I’m trying to further pre-train BERT model on my own very large dataset using the
run_mlm.py file in
transformers/examples/pytorch/language-modelling/. (sorry for not providing link - 2 link limit)
I’m using a Colab TPU to speed training, however training times seem to be incredibly long.

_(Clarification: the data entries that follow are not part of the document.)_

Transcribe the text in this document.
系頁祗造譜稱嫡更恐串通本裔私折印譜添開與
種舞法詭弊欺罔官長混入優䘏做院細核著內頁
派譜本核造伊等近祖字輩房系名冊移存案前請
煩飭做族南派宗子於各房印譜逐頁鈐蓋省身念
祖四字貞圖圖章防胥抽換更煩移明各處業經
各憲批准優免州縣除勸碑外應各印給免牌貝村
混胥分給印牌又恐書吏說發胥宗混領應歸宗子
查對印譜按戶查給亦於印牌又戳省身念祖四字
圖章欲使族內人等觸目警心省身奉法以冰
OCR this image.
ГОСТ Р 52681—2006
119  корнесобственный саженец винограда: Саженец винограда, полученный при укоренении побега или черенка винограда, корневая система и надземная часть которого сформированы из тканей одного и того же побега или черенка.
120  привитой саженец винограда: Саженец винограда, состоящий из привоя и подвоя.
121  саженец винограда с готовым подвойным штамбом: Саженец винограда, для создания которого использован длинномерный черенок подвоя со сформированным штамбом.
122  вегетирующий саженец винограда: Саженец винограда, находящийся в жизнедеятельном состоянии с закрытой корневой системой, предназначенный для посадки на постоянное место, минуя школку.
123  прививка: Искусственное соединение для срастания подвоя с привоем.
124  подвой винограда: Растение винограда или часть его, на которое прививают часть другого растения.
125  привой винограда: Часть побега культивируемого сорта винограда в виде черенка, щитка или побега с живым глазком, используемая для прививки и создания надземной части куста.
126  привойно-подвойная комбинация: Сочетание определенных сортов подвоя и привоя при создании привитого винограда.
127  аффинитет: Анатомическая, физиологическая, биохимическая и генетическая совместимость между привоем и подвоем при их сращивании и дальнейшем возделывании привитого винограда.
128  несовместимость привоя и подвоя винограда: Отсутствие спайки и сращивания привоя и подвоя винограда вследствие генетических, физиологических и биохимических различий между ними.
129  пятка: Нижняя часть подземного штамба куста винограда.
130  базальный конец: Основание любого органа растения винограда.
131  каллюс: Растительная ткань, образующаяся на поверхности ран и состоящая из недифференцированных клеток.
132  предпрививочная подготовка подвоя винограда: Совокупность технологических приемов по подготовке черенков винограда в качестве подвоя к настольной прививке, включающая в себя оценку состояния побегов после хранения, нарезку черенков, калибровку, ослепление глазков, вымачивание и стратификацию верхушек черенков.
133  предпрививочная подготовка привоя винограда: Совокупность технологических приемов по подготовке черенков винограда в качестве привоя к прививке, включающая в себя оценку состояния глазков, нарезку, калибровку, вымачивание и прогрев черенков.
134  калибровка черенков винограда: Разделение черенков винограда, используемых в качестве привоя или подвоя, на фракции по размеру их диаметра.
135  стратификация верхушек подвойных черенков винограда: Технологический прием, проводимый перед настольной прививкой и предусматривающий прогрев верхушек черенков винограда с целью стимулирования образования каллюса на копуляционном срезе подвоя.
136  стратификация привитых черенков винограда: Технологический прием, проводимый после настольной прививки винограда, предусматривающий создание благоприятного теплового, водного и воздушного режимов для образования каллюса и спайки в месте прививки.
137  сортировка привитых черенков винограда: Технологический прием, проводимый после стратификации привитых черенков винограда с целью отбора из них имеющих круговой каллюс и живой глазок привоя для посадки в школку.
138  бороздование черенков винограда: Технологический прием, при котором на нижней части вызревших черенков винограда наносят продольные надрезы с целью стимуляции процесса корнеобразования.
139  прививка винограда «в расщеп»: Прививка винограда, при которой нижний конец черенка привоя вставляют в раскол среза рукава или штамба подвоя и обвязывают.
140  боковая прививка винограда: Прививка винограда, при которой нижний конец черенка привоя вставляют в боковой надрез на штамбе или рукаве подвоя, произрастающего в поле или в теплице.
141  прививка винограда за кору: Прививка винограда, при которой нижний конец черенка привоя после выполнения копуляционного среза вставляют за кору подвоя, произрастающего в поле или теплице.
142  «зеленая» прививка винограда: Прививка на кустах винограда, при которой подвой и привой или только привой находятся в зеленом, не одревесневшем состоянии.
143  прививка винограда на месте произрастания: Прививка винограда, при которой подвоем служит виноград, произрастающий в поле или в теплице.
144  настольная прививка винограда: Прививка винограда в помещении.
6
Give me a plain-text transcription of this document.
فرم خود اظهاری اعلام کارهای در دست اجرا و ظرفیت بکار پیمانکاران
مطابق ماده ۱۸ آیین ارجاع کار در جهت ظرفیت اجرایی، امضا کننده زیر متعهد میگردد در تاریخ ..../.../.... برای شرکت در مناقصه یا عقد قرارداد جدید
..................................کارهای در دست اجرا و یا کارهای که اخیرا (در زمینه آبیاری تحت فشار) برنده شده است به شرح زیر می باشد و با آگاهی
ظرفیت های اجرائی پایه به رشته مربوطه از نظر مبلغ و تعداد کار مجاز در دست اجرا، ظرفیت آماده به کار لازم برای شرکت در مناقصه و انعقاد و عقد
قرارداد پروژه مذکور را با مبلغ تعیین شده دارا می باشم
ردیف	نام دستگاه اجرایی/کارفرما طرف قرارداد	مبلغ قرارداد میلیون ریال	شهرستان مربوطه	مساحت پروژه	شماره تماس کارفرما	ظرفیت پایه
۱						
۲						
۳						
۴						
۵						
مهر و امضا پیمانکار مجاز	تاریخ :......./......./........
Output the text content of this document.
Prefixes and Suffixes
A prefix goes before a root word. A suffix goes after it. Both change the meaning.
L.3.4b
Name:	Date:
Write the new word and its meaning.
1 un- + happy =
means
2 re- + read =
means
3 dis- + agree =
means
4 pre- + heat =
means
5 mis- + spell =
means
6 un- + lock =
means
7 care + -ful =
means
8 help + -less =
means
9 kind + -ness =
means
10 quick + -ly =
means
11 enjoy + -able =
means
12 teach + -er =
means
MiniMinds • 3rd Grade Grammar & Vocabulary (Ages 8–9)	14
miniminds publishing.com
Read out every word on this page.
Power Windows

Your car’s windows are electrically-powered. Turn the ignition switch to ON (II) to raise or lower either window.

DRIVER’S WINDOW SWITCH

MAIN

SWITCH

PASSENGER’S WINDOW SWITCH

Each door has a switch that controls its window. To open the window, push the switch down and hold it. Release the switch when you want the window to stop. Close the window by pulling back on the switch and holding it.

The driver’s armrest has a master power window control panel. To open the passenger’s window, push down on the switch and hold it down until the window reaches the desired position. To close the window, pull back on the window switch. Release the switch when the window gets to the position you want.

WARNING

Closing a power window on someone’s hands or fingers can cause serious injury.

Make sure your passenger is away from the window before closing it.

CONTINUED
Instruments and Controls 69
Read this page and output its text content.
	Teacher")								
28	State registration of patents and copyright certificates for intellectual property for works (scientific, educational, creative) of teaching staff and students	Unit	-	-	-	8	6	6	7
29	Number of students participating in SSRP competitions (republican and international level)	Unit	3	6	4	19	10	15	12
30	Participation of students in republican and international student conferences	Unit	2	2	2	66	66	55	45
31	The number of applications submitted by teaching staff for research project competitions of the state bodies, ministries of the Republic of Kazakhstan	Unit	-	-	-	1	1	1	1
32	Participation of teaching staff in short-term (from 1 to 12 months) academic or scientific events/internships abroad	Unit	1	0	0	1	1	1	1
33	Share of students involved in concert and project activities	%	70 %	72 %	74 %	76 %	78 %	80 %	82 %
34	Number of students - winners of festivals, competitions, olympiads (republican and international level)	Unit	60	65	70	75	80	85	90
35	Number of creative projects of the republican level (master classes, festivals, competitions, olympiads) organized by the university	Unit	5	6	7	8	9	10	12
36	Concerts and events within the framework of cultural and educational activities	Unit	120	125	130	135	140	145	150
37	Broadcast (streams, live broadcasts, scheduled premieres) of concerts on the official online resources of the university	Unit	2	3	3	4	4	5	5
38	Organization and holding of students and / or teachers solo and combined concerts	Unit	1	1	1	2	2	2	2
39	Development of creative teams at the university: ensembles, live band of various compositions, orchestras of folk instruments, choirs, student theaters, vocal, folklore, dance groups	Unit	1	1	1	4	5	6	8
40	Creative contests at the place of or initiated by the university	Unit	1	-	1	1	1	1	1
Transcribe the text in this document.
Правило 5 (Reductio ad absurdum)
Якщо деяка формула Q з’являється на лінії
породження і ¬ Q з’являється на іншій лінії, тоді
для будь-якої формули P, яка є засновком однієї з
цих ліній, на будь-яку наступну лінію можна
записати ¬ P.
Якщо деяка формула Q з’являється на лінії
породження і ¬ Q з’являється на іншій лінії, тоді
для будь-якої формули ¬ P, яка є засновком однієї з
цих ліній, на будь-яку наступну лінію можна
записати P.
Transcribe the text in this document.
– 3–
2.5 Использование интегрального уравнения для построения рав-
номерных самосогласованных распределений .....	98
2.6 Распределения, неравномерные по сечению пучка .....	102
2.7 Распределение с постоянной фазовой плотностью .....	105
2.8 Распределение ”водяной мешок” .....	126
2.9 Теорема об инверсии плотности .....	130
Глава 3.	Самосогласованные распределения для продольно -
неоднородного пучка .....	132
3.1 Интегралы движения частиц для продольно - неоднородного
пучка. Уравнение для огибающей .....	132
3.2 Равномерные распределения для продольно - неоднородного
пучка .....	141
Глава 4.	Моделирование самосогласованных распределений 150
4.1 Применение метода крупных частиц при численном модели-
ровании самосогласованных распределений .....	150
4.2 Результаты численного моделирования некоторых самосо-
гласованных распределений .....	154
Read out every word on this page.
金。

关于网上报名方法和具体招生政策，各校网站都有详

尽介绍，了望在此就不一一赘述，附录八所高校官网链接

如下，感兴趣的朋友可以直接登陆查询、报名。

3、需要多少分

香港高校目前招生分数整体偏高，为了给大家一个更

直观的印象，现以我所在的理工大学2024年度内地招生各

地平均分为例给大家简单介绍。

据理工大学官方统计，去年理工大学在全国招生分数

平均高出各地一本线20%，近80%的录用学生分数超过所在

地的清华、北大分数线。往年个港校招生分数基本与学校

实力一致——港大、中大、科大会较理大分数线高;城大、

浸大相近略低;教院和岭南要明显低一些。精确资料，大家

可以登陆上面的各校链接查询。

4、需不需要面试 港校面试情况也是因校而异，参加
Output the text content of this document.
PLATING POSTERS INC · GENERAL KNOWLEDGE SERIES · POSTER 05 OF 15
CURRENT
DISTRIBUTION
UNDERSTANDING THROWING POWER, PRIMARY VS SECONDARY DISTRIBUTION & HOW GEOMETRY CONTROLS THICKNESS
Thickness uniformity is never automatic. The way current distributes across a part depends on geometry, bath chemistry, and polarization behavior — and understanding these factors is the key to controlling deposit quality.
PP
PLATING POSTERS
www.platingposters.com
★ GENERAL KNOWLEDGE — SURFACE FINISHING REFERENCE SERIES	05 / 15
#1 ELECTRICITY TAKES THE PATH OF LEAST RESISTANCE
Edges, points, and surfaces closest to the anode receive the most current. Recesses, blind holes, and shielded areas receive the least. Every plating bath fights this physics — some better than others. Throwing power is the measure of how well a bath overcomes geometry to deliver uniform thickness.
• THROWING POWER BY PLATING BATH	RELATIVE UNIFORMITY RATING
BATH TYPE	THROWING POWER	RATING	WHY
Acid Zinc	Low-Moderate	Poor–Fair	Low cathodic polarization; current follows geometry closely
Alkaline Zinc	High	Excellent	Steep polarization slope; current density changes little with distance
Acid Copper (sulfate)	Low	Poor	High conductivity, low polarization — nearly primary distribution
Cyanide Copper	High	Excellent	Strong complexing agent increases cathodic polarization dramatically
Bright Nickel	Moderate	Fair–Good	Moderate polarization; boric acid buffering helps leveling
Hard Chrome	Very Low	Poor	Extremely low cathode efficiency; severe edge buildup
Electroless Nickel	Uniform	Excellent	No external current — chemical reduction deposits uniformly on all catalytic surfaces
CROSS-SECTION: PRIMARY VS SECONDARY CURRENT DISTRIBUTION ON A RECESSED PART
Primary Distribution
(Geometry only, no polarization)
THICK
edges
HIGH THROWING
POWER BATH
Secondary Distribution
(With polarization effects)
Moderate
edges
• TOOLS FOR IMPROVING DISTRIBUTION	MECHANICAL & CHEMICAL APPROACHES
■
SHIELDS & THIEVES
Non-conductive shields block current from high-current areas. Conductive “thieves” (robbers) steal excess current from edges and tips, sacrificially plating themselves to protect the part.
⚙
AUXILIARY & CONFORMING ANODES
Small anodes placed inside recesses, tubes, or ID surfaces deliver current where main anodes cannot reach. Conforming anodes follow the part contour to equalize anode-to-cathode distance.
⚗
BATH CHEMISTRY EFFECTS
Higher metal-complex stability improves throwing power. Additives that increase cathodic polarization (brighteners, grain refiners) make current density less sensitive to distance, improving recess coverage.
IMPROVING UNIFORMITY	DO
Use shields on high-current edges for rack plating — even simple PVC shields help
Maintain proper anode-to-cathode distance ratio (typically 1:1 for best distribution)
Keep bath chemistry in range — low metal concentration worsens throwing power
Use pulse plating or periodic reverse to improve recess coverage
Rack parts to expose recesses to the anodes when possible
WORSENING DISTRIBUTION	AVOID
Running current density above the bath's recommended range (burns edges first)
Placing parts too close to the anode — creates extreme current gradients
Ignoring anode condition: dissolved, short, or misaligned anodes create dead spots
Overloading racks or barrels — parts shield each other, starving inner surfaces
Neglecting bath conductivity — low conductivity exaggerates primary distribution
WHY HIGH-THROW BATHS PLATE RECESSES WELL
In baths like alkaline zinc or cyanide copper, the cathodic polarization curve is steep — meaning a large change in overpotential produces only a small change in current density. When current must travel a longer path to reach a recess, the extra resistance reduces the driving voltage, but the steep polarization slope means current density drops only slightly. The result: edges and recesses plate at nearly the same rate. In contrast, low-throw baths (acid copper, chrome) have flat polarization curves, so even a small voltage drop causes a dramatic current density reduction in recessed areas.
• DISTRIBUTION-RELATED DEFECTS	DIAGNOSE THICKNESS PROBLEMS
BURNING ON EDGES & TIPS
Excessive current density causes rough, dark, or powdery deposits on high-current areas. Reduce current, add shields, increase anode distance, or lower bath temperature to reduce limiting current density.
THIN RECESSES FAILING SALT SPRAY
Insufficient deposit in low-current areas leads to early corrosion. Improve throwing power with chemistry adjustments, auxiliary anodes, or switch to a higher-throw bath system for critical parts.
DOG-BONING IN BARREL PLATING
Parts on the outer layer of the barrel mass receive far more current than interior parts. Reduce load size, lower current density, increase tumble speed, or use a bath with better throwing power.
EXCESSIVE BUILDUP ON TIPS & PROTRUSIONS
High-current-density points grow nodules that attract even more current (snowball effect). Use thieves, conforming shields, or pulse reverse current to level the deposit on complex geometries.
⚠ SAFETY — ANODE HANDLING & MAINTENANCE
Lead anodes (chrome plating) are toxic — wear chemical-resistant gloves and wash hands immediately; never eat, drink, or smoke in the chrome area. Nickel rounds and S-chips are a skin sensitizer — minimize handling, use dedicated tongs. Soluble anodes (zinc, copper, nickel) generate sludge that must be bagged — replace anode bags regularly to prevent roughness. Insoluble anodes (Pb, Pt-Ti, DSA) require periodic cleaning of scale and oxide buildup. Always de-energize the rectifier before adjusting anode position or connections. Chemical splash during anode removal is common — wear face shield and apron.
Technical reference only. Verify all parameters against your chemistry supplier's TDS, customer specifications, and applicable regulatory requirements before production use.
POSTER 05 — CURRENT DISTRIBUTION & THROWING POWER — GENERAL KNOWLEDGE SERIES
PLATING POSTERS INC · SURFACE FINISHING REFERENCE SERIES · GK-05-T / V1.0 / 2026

Here’s the code I’m using for training:
python /content/transformers/examples/legacy/seq2seq/xla_spawn.py --num_cores 8 /content/transformers/examples/pytorch/language-modeling/run_mlm.py \ --model_name_or_path bert-base-cased \ --validation_split_percentage 20 \ --line_by_line \ --do_train \ --do_eval \ --tpu_num_cores 8 \ --learning_rate 2e-5 \ --per_device_train_batch_size 64 \ --per_device_eval_batch_size 128 \ --num_train_epochs 4 \ --output_dir /content/output \ --train_file /content/text.txt \ --overwrite_output_dir
I installed torch, torch_xla and set
XRT_TPU_CONFIG according to this.
I installed transfomers from source as required.
That’s full output I’m getting.
As you can see estimated training time is 354 hours, which is ridiculously long. I’m guessing I’m not loading the TPU correctly and as a result training is running on CPU, however I’m not sure what’s the correct way to do that.
Any help is much appreciated. Thanks.